Quella sera, prima di recarsi al suo lavoro notturno, Vincenzo si avvicinò alla culla del piccolo, gli misurò la temperatura e:

“La febbre gli è calata – disse, rivolgendosi alla moglie -, quindi al momento non occorre chiamare il medico”, e salutando andò via con la sua motocicletta.

Nella notte, però la febbre ritornò violenta al piccino, che non respirava quasi più, mentre un uragano, con pioggia torrenziale, colpiva la zona.  Olga, disperata, non sapeva più che fare: la loro era una casa piuttosto isolata, alla periferia della cittadina: andare a chiamare il dottore, che abitava al circa quattrocento metri da loro?  Sì, forse era la cosa migliore da fare, ma lasciare Adolfo quasi solo per parecchi minuti? Se fosse stato più grande Franco…e la donna guardò implorante il ragazzo che, attaccato alla culla del piccolo, intuì la grave situazione e si propose:

“Vado io a chiamare il dottore!”.

“Tu? – disse Olga – Ma come farai a camminare per mezzo chilometro al buio, sotto il diluvio? Ti accadrebbe qualcosa di male: tu resta qui e tieni alzato il capo del piccino, che possa respirare meglio. Vado io!”.

Ma Franco si era già messo l’impermeabile e corse  fuori. Olga pregava, mentre il ragazzo, vincendo l’istintiva paura del temporale e di trovarsi solo di notte, riuscì a raggiungere l’abitazione del dottore, una villetta; e questi telefonò allo stabilimento, avvisando il padre del bimbo  che tornasse subito a casa e, insieme a Franco, con la sua macchina si diresse verso la casa del piccolo ammalato.

“E’ una broncopolmonite, sentenziò il medico, dopo aver visitato il piccino. Bisogna iniziare subito una forte cura. E consegnò a Olga la ricetta. In quel momento giunse Vincenzo, il quale corse subito alla farmacia, svegliando il farmacista. La notte trascorreva così, insonne per tutti; e Olga, affacciatasi alla camera di Franco vide che esso, in ginocchio, pregava dinanzi all’immagine della Madonna e a quella di sua madre.

La donna trattenne le lacrime e gli disse:  “Credevo che tu fossi a letto. Perché preghi?”.

“Prego –  le rispose il bimbo – la madonnina e la mamma, ché facciano guarire Adolfo: sai, è già tanto che sono qui  – e il suo viso s’illuminò – , e sento che sono stato esaudito”.

Olga, commossa, accarezzò Franco, mormorando: “Figlio caro!”.

Ed egli l’abbracciò e la chiamò: “Mamma!”.

Il bimbo guarì, ma quella non fu la sola guarigione in casa Barbini: adesso l’armonia e la felicità erano finalmente dominanti in quella famiglia: Olga e Franco si volevano bene come madre e figlio!

Un giorno Olga andò a parlare con la maestra di Franco, che frequentava la quarta elementare, per informarsi riguardo agli studi del ragazzo.

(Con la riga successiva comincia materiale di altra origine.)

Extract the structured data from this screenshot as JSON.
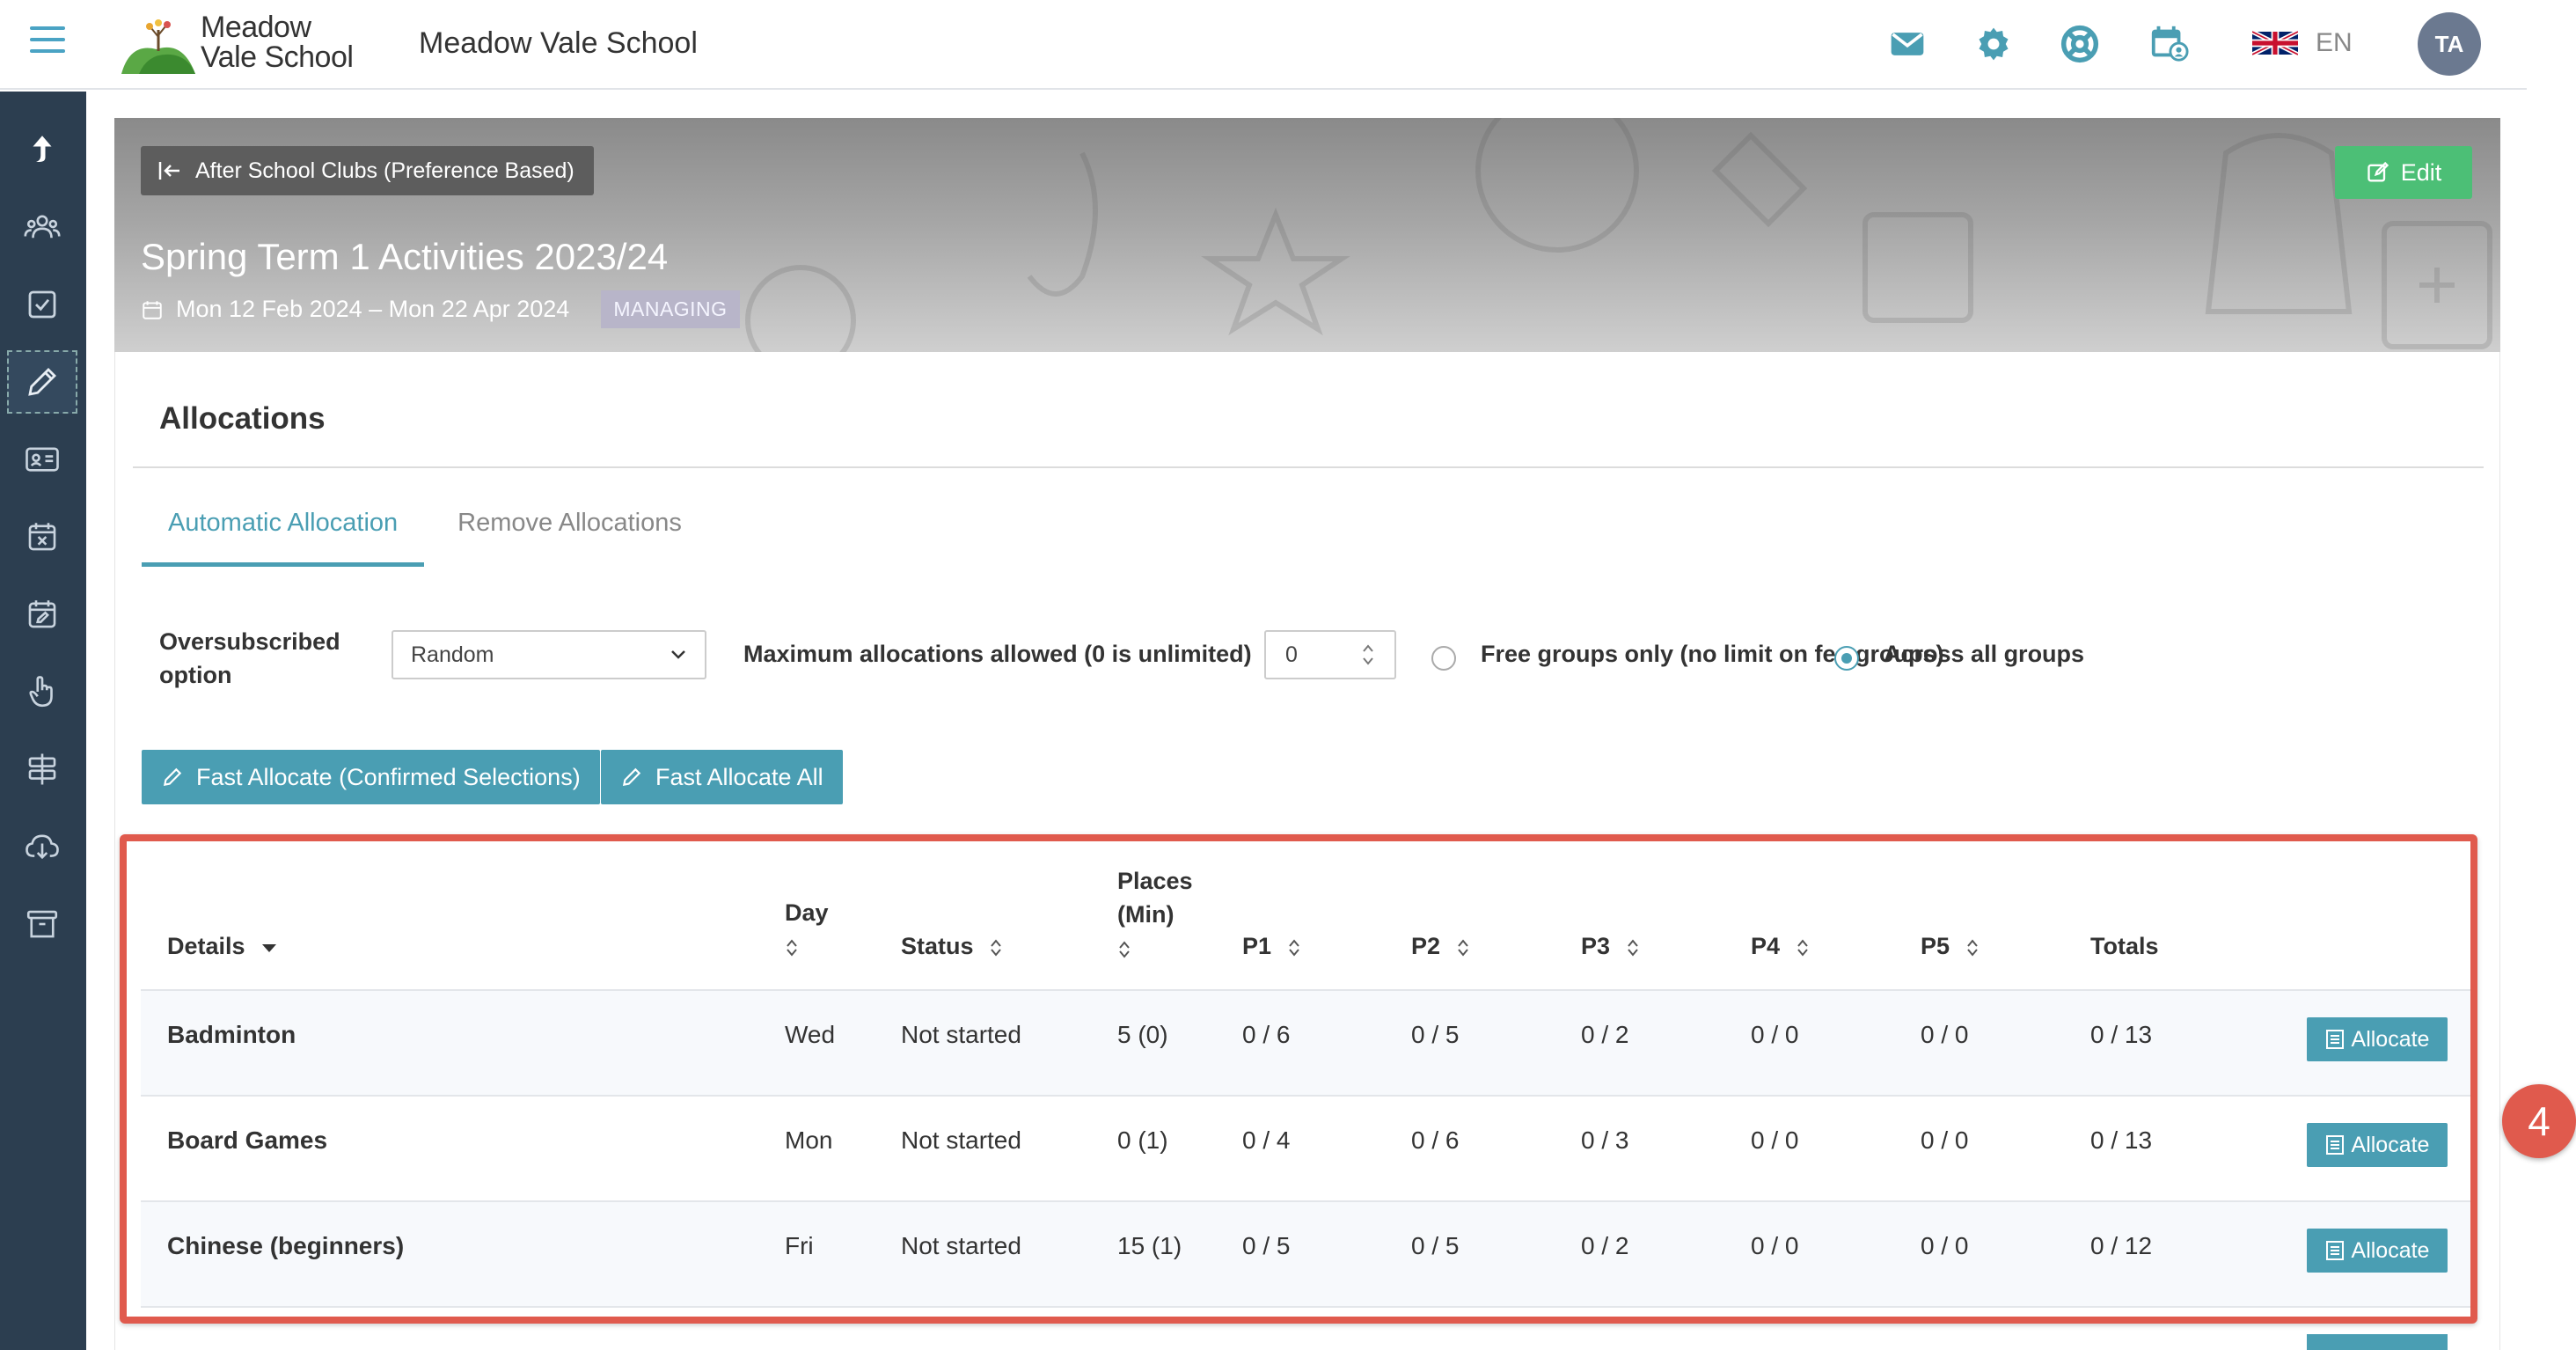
{
  "app": {
    "logo_line1": "Meadow",
    "logo_line2": "Vale School",
    "school_name": "Meadow Vale School",
    "language": "EN",
    "avatar_initials": "TA"
  },
  "banner": {
    "back_label": "After School Clubs (Preference Based)",
    "edit_label": "Edit",
    "title": "Spring Term 1 Activities 2023/24",
    "date_range": "Mon 12 Feb 2024 – Mon 22 Apr 2024",
    "status_badge": "MANAGING"
  },
  "allocations": {
    "section_title": "Allocations",
    "tabs": [
      {
        "label": "Automatic Allocation",
        "active": true
      },
      {
        "label": "Remove Allocations",
        "active": false
      }
    ],
    "oversubscribed_label_line1": "Oversubscribed",
    "oversubscribed_label_line2": "option",
    "oversubscribed_value": "Random",
    "max_label": "Maximum allocations allowed (0 is unlimited)",
    "max_value": "0",
    "radio_free_label": "Free groups only (no limit on fee groups)",
    "radio_across_label": "Across all groups",
    "selected_radio": "Across all groups",
    "fast_confirmed_label": "Fast Allocate (Confirmed Selections)",
    "fast_all_label": "Fast Allocate All"
  },
  "table": {
    "headers": {
      "details": "Details",
      "day": "Day",
      "status": "Status",
      "places_line1": "Places",
      "places_line2": "(Min)",
      "p1": "P1",
      "p2": "P2",
      "p3": "P3",
      "p4": "P4",
      "p5": "P5",
      "totals": "Totals"
    },
    "rows": [
      {
        "name": "Badminton",
        "day": "Wed",
        "status": "Not started",
        "places": "5 (0)",
        "p1": "0 / 6",
        "p2": "0 / 5",
        "p3": "0 / 2",
        "p4": "0 / 0",
        "p5": "0 / 0",
        "totals": "0 / 13",
        "action": "Allocate"
      },
      {
        "name": "Board Games",
        "day": "Mon",
        "status": "Not started",
        "places": "0 (1)",
        "p1": "0 / 4",
        "p2": "0 / 6",
        "p3": "0 / 3",
        "p4": "0 / 0",
        "p5": "0 / 0",
        "totals": "0 / 13",
        "action": "Allocate"
      },
      {
        "name": "Chinese (beginners)",
        "day": "Fri",
        "status": "Not started",
        "places": "15 (1)",
        "p1": "0 / 5",
        "p2": "0 / 5",
        "p3": "0 / 2",
        "p4": "0 / 0",
        "p5": "0 / 0",
        "totals": "0 / 12",
        "action": "Allocate"
      }
    ]
  },
  "step_marker": "4",
  "colors": {
    "accent": "#4a9eb3",
    "sidebar": "#2c3e50",
    "edit": "#4cbf76",
    "highlight": "#e05a4d"
  },
  "icons": {
    "top": [
      "mail-icon",
      "settings-icon",
      "support-icon",
      "calendar-user-icon"
    ],
    "sidebar": [
      "share-icon",
      "people-icon",
      "checkbox-icon",
      "pencil-icon",
      "id-card-icon",
      "calendar-x-icon",
      "calendar-edit-icon",
      "hand-pointer-icon",
      "signpost-icon",
      "cloud-download-icon",
      "archive-icon"
    ]
  }
}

“Ah, lei è la seconda madre di Franco – le disse la maestra -, sono felice di conoscerla, anche perché lei smentisce la brutta fama che in genere hanno le matrigne: senta cosa scrive il ragazzo di lei”, e la maestra tolse un foglio dal cassetto e lo porse a Olga.

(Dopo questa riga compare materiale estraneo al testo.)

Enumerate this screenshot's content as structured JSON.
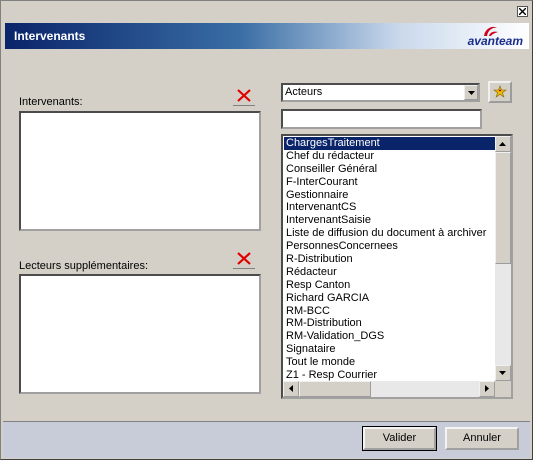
{
  "window": {
    "title": "Intervenants",
    "logo_text": "avanteam"
  },
  "left": {
    "intervenants_label": "Intervenants:",
    "lecteurs_label": "Lecteurs supplémentaires:",
    "intervenants_items": [],
    "lecteurs_items": []
  },
  "right": {
    "combo_value": "Acteurs",
    "filter_value": "",
    "selected_index": 0,
    "items": [
      "ChargesTraitement",
      "Chef du rédacteur",
      "Conseiller Général",
      "F-InterCourant",
      "Gestionnaire",
      "IntervenantCS",
      "IntervenantSaisie",
      "Liste de diffusion du document à archiver",
      "PersonnesConcernees",
      "R-Distribution",
      "Rédacteur",
      "Resp Canton",
      "Richard GARCIA",
      "RM-BCC",
      "RM-Distribution",
      "RM-Validation_DGS",
      "Signataire",
      "Tout le monde",
      "Z1 - Resp Courrier"
    ]
  },
  "buttons": {
    "ok": "Valider",
    "cancel": "Annuler"
  },
  "colors": {
    "selection": "#0a246a",
    "delete_red": "#e00000",
    "brand": "#1a2e8c"
  },
  "icons": {
    "close": "close-icon",
    "delete": "delete-x-icon",
    "add": "add-star-icon",
    "dropdown": "chevron-down-icon"
  }
}
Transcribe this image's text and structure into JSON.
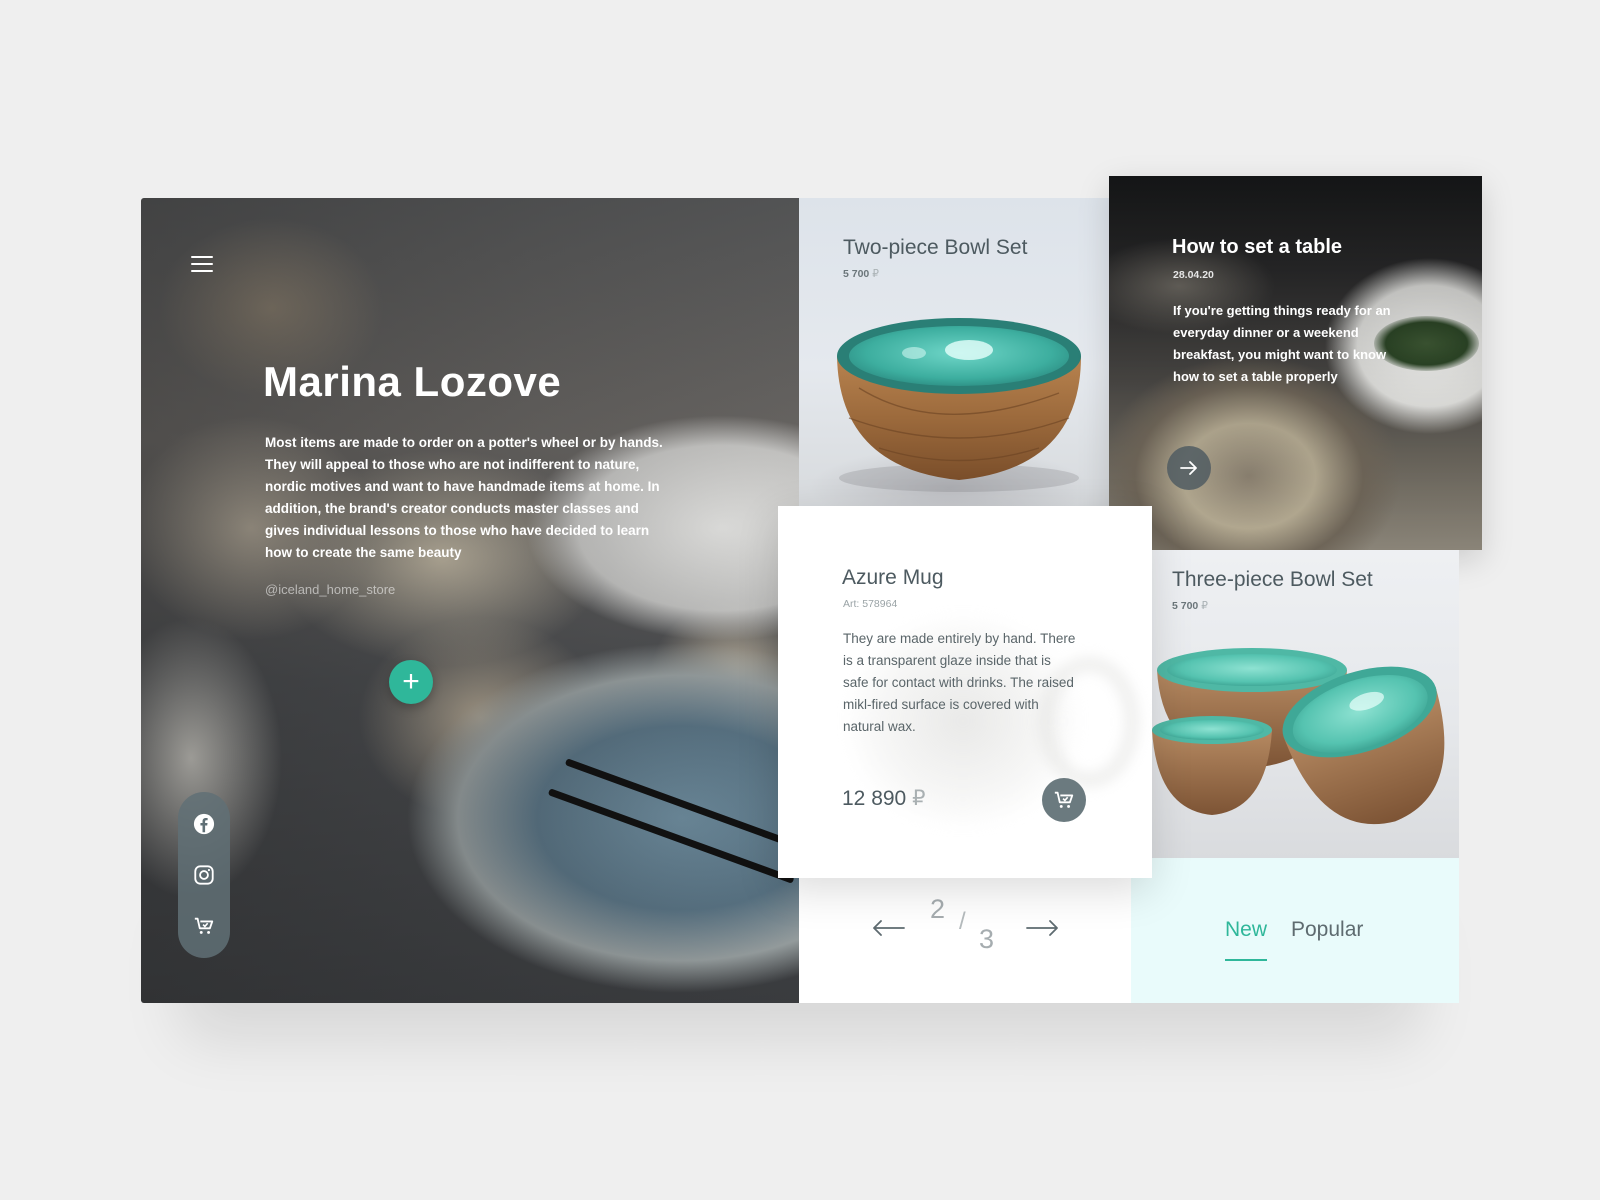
{
  "hero": {
    "title": "Marina Lozove",
    "description": "Most items are made to order on a potter's wheel or by hands. They will appeal to those who are not indifferent to nature, nordic motives and want to have handmade items at home. In addition, the brand's creator conducts master classes and gives individual lessons to those who have decided to learn how to create the same beauty",
    "handle": "@iceland_home_store",
    "plus_label": "+"
  },
  "social": {
    "icons": [
      "facebook-icon",
      "instagram-icon",
      "cart-icon"
    ]
  },
  "products": [
    {
      "title": "Two-piece Bowl Set",
      "price": "5 700",
      "currency": "₽"
    },
    {
      "title": "Three-piece Bowl Set",
      "price": "5 700",
      "currency": "₽"
    }
  ],
  "blog": {
    "title": "How to set a table",
    "date": "28.04.20",
    "text": "If you're getting things ready for an everyday dinner or a weekend breakfast, you might want to know how to set a table properly"
  },
  "featured": {
    "title": "Azure Mug",
    "article": "Art: 578964",
    "description": "They are made entirely by hand. There is a transparent glaze inside that is safe for contact with drinks. The raised mikl-fired surface is covered with natural wax.",
    "price": "12 890",
    "currency": "₽"
  },
  "pagination": {
    "current": "2",
    "separator": "/",
    "total": "3"
  },
  "tabs": {
    "items": [
      "New",
      "Popular"
    ],
    "active": "New"
  },
  "colors": {
    "accent": "#2fb79a",
    "text_dark": "#4d5a60",
    "tabs_bg": "#e9fbfb",
    "page_bg": "#efefef"
  }
}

Era un compito fatto in classe da Franco ed era il tema: “Parlate della vostra famiglia”.  La donna lo lesse e c’era un punto che la riguardava. Diceva: “La mia cara mamma, che dal Cielo dove si trova mi segue da vicino, non ha voluto che restassi completamente senza di lei e mi ha fatto avere un’altra mamma; ed essa è buona e cara come quella vera”.